Chen Xiao, Baker Daniel, Dolzhenko Egor, Devaney Joseph M, Noya Jessica, Berlyoung April S, Brandon Rhonda, Hruska Kathleen S, Lochovsky Lucas, Kruszka Paul, Newman Scott, Farrow Emily, Thiffault Isabelle, Pastinen Tomi, Kasperaviciute Dalia, Gilissen Christian, Vissers Lisenka, Hoischen Alexander, Berger Seth, Vilain Eric, Délot Emmanuèle, Eberle Michael A
PacBio, Menlo Park, CA, USA.
GeneDx, Gaithersburg, MD, USA.
Nat Commun. 2025 Mar 8;16(1):2340. doi: 10.1038/s41467-025-57505-2.
Variant calling is hindered in segmental duplications by sequence homology. We developed Paraphase, a HiFi-based informatics method that resolves highly similar genes by phasing all haplotypes of paralogous genes together. We applied Paraphase to 160 long (>10 kb) segmental duplication regions across the human genome with high (>99%) sequence similarity, encoding 316 genes. Analysis across five ancestral populations revealed highly variable copy numbers of these regions. We identified 23 paralog groups with exceptionally low within-group diversity, where extensive gene conversion and unequal crossing over contribute to highly similar gene copies. Furthermore, our analysis of 36 trios identified 7 de novo SNVs and 4 de novo gene conversion events, 2 of which are non-allelic. Finally, we summarized extensive genetic diversity in 9 medically relevant genes previously considered challenging to genotype. Paraphase provides a framework for resolving gene paralogs, enabling accurate testing in medically relevant genes and population-wide studies of previously inaccessible genes.

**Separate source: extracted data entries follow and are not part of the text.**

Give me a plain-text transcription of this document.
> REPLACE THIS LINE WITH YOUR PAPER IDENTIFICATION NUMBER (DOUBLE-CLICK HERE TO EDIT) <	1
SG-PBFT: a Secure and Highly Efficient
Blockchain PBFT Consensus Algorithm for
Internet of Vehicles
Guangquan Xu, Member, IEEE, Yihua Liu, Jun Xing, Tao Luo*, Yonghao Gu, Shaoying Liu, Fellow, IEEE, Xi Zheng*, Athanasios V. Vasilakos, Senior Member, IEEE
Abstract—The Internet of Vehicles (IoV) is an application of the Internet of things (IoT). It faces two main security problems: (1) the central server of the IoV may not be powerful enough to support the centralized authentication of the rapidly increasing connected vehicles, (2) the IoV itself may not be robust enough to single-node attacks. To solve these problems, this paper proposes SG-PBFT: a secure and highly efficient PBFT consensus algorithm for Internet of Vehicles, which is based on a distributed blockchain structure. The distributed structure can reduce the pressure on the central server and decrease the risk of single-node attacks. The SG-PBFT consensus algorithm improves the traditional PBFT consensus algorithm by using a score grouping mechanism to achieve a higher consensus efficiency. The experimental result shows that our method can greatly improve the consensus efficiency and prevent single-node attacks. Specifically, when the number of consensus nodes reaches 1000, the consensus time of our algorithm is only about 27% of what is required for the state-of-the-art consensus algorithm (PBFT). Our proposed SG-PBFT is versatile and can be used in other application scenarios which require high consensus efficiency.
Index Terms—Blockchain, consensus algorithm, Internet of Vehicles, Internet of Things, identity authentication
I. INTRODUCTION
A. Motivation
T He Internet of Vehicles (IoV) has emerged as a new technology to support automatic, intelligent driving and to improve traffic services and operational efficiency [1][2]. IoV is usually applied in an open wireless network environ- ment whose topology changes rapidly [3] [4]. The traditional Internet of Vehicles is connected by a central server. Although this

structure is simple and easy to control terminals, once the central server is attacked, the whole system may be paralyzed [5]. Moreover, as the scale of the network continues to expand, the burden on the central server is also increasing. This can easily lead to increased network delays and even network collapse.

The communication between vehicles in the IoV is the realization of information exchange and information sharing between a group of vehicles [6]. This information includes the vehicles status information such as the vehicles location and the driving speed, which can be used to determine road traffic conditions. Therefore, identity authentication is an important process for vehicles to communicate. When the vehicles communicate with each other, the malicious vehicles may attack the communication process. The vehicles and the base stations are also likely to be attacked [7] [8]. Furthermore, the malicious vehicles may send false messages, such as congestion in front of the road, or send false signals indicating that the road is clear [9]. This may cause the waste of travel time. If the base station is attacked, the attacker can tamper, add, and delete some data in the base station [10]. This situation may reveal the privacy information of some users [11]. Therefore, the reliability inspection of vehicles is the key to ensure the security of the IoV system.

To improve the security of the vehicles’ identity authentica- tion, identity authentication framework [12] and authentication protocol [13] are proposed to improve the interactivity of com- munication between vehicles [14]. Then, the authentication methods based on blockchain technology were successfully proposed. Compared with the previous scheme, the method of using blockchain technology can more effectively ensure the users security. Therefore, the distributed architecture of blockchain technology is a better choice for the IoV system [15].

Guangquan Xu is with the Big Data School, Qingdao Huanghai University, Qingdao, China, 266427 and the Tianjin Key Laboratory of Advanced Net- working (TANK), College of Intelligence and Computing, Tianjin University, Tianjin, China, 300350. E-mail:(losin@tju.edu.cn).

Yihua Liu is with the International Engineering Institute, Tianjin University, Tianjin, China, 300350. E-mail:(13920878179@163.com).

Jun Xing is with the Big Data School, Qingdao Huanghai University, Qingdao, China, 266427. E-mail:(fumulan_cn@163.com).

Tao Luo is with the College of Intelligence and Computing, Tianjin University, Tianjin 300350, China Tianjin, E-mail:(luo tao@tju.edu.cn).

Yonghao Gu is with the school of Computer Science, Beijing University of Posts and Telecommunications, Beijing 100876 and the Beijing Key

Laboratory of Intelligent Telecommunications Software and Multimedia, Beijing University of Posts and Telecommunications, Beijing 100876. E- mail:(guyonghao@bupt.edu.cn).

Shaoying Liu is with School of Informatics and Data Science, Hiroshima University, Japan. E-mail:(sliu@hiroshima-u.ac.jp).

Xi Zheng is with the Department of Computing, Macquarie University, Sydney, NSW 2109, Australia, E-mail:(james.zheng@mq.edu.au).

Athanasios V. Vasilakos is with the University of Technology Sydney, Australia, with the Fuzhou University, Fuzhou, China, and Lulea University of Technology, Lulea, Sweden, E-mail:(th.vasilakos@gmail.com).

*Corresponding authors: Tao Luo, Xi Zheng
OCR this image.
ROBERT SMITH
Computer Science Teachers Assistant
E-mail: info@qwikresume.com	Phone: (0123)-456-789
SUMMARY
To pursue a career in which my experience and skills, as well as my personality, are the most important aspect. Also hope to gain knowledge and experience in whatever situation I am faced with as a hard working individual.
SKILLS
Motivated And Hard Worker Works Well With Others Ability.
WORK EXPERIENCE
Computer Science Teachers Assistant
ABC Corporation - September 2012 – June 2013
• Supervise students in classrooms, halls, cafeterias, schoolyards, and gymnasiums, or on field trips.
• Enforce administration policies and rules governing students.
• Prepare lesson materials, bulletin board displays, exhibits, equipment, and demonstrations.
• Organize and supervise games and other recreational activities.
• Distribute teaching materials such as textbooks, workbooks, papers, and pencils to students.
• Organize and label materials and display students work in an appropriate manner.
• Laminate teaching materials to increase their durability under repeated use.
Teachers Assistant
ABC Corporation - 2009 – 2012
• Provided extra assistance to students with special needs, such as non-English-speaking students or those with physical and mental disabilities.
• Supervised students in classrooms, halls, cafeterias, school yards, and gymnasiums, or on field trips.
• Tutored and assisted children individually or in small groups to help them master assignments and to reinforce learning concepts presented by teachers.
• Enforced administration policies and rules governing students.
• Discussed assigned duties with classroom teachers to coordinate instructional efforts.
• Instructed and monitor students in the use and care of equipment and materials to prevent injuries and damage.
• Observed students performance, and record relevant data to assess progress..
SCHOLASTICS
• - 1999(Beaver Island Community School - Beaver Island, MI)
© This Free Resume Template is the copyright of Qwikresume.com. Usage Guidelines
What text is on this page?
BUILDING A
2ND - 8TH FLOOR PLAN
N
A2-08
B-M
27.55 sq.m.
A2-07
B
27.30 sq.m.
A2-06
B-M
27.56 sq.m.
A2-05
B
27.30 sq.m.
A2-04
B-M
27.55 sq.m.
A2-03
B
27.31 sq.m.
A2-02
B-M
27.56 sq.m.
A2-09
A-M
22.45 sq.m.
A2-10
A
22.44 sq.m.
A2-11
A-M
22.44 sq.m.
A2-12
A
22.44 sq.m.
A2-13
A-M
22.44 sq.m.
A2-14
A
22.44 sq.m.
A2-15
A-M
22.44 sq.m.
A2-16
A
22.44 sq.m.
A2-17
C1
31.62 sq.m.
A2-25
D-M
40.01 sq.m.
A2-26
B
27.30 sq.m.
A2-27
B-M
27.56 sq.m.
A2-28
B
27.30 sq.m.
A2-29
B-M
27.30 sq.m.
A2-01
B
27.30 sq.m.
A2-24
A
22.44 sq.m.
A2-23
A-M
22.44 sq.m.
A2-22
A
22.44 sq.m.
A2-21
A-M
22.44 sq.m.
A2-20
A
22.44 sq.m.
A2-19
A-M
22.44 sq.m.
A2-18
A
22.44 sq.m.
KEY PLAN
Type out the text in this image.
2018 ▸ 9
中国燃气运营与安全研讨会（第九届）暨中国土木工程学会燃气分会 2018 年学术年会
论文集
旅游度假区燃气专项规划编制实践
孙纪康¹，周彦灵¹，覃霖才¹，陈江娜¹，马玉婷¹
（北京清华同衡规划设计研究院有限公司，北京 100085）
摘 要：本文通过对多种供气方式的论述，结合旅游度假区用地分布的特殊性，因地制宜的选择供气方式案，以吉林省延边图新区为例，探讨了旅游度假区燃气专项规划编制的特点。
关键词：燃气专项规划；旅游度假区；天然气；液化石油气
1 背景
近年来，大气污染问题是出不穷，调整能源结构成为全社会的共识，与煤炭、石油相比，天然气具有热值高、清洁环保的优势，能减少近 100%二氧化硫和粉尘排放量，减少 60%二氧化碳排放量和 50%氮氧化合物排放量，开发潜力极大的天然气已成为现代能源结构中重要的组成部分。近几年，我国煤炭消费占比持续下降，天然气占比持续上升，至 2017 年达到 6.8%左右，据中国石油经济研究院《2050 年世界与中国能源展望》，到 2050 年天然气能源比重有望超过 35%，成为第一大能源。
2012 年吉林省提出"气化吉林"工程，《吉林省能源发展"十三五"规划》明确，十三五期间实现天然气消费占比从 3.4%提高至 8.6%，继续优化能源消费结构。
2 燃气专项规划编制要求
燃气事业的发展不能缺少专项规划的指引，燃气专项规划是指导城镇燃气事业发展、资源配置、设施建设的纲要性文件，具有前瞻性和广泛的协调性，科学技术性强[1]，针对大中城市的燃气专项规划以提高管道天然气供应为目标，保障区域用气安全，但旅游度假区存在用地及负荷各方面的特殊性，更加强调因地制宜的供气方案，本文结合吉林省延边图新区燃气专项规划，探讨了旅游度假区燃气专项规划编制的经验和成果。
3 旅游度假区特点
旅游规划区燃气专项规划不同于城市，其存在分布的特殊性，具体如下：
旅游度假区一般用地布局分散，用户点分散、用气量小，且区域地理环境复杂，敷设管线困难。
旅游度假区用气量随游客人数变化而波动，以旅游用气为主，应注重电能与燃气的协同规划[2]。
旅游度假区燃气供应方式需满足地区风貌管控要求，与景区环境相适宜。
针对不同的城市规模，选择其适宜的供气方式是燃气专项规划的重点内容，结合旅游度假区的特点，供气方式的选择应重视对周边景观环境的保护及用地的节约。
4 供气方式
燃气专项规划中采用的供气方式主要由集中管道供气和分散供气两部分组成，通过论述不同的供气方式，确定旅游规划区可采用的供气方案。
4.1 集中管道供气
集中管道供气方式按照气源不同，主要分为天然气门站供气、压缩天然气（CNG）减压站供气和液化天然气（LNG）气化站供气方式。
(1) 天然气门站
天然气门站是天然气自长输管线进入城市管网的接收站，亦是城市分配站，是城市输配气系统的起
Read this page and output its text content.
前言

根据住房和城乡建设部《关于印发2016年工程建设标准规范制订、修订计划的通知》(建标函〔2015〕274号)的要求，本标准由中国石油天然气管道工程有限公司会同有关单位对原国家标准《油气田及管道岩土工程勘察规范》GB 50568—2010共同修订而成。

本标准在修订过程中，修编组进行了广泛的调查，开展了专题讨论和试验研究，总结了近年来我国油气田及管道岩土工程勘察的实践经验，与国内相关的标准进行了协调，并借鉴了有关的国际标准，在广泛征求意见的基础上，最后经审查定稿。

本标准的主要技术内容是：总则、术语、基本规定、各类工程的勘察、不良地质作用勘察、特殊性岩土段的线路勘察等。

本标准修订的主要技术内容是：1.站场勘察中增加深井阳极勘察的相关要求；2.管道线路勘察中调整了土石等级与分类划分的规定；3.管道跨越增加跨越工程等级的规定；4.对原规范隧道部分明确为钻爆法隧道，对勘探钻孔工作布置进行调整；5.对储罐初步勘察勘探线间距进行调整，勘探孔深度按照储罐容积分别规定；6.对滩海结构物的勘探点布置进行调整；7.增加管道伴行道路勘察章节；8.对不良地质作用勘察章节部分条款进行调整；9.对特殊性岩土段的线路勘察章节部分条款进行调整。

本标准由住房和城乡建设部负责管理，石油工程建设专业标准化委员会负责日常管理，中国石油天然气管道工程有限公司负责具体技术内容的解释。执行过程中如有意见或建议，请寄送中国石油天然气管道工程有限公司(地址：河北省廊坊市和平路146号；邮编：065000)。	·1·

由于序列同源性,在片段重复中进行变异检测受到阻碍。我们开发了Paraphase,这是一种基于高保真(HiFi)的信息学方法,通过对旁系同源基因的所有单倍型进行定相来解析高度相似的基因。我们将Paraphase应用于人类基因组中160个长度大于10 kb、序列相似性高(>99%)的片段重复区域,这些区域编码316个基因。对五个祖先群体的分析揭示了这些区域的拷贝数高度可变。我们鉴定出23个旁系同源基因群,其群体内多样性极低,其中广泛的基因转换和不等交换导致基因拷贝高度相似。此外,我们对36个三联体的分析鉴定出7个新生单核苷酸变异(SNV)和4个新生基因转换事件,其中2个是非等位的。最后,我们总结了9个先前认为基因分型具有挑战性的医学相关基因中的广泛遗传多样性。Paraphase为解析基因旁系同源物提供了一个框架,能够在医学相关基因中进行准确检测,并对以前难以获取的基因进行全人群研究。